There is a flip side to this attribute. With this – ‘women are good with people’ – sloganeering, is society pushing them only to mid management roles to manage the larger workforce? This is with the perceived bias that the largest workforce is in mid to lower management and will need operational leadership to manage them.
Women leaders, in general, are more cognisant of obstacles and their personal limitations. They utilise their strengths to make up for these and steer their journey ahead.
Apart from the various man-made hurdles, women leaders continue to face stereotyping and battling of perceptions to get to their roles. As individuals, they are more critical of themselves and measure themselves against harsher standards. They tend to underestimate their leadership capabilities. In general, women often desist pushing for what they deserve.

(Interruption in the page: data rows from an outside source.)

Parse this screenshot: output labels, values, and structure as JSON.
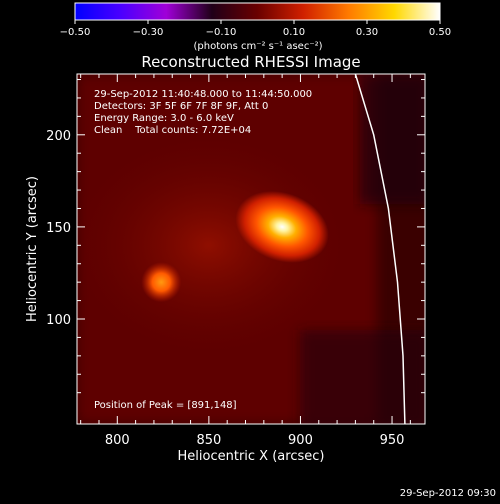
{
  "colorbar": {
    "ticks": [
      "−0.50",
      "−0.30",
      "−0.10",
      "0.10",
      "0.30",
      "0.50"
    ],
    "unit_label": "(photons cm⁻² s⁻¹ asec⁻²)",
    "range": [
      -0.5,
      0.5
    ],
    "colors": [
      "#0000ff",
      "#4a00ff",
      "#a000d8",
      "#200018",
      "#6a0000",
      "#d02000",
      "#ff7a00",
      "#ffd800",
      "#ffffff"
    ]
  },
  "chart_data": {
    "type": "heatmap",
    "title": "Reconstructed RHESSI Image",
    "xlabel": "Heliocentric X (arcsec)",
    "ylabel": "Heliocentric Y (arcsec)",
    "xlim": [
      778,
      968
    ],
    "ylim": [
      43,
      233
    ],
    "x_ticks": [
      800,
      850,
      900,
      950
    ],
    "y_ticks": [
      100,
      150,
      200
    ],
    "sources": [
      {
        "x": 890,
        "y": 150,
        "peak": 0.5
      },
      {
        "x": 824,
        "y": 120,
        "peak": 0.3
      }
    ],
    "limb": [
      [
        930,
        233
      ],
      [
        940,
        200
      ],
      [
        948,
        160
      ],
      [
        953,
        120
      ],
      [
        956,
        80
      ],
      [
        957,
        43
      ]
    ],
    "annotations": {
      "time": "29-Sep-2012 11:40:48.000 to 11:44:50.000",
      "detectors": "Detectors: 3F 5F 6F 7F 8F 9F, Att 0",
      "energy": "Energy Range: 3.0 - 6.0 keV",
      "clean": "Clean    Total counts: 7.72E+04",
      "peak_position": "Position of Peak = [891,148]"
    }
  },
  "footer": {
    "timestamp": "29-Sep-2012 09:30"
  }
}
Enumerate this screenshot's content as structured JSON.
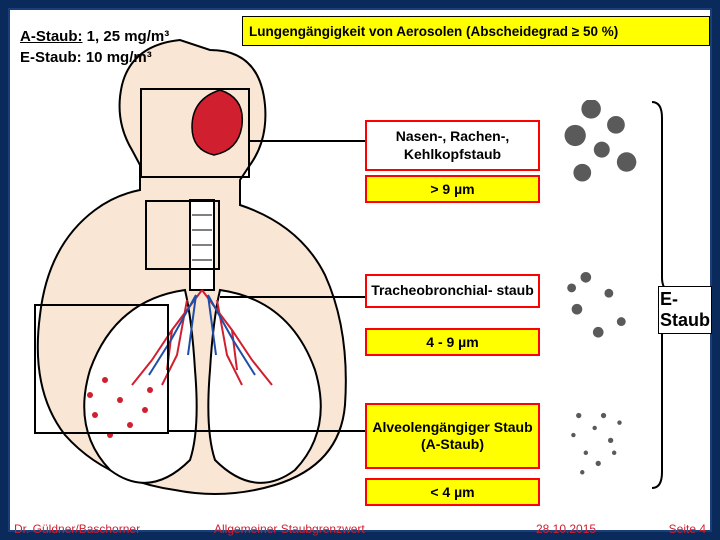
{
  "limits": {
    "a_label": "A-Staub:",
    "a_value": "1, 25 mg/m³",
    "e_label": "E-Staub:",
    "e_value": "10  mg/m³"
  },
  "title": "Lungengängigkeit von Aerosolen   (Abscheidegrad ≥ 50 %)",
  "categories": {
    "c1": {
      "label": "Nasen-, Rachen-, Kehlkopfstaub",
      "size": "> 9 µm"
    },
    "c2": {
      "label": "Tracheobronchial- staub",
      "size": "4 - 9 µm"
    },
    "c3": {
      "label": "Alveolengängiger Staub (A-Staub)",
      "size": "< 4 µm"
    }
  },
  "estaub_label": "E-Staub",
  "colors": {
    "slide_bg": "#0a2a5c",
    "highlight": "#ffff00",
    "border_red": "#ff0000",
    "particle": "#5a5a5a",
    "brace": "#000000",
    "lung_outline": "#000000",
    "vessel_blue": "#1e4ea8",
    "vessel_red": "#d01f2e",
    "skin": "#f4d9c2"
  },
  "particles": {
    "large": [
      [
        40,
        10,
        11
      ],
      [
        68,
        28,
        10
      ],
      [
        22,
        40,
        12
      ],
      [
        52,
        56,
        9
      ],
      [
        80,
        70,
        11
      ],
      [
        30,
        82,
        10
      ]
    ],
    "medium": [
      [
        34,
        200,
        6
      ],
      [
        60,
        218,
        5
      ],
      [
        24,
        236,
        6
      ],
      [
        74,
        250,
        5
      ],
      [
        48,
        262,
        6
      ],
      [
        18,
        212,
        5
      ]
    ],
    "small": [
      [
        26,
        356,
        3
      ],
      [
        44,
        370,
        2.5
      ],
      [
        62,
        384,
        3
      ],
      [
        34,
        398,
        2.5
      ],
      [
        54,
        356,
        3
      ],
      [
        72,
        364,
        2.5
      ],
      [
        20,
        378,
        2.5
      ],
      [
        48,
        410,
        3
      ],
      [
        66,
        398,
        2.5
      ],
      [
        30,
        420,
        2.5
      ]
    ]
  },
  "footer": {
    "author": "Dr. Güldner/Baschorner",
    "mid": "Allgemeiner Staubgrenzwert",
    "date": "28.10.2015",
    "page": "Seite 4"
  },
  "fonts": {
    "title_pt": 13.5,
    "category_pt": 14,
    "limits_pt": 15,
    "footer_pt": 12,
    "estaub_pt": 18
  }
}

This could stem from worries that it would be seen as poor and selfish behaviour.
*Chauvinism Should Cease
The disastrous thinking and demonstration of male chauvinism is often noted with the thinking: “since men have most of the top roles, they must be doing something right, so women should learn from them”. Let’s stop right there.
We should rather learn from women leaders about what effective leadership is – and how meaning can be added to leadership roles, and how impact can be longer lasting than just the individuals.
For the cynics, there are sufficient research and practical examples of women leadership and its success. These leaders demonstrate qualities such as focus, vision, humility, empathy, passion balanced by compassion, steadfastness – usually attributed to male leadership. This is where women leaders of today can help. They have to help and mentor other women leaders to emerge. They have to lead the voices for creating women-empowered workplaces. While some corporate policies have changed over time to create gender-fairness workplaces, most have not been revamped to keep up with the times. Hopefully women leaders will push for these changes.
When the world is seeking compassionate and non-authoritative leadership, let us hope that we see the rise of women leadership across sectors. True empowerment is when the word leader should suffice, and not need a gender prefix.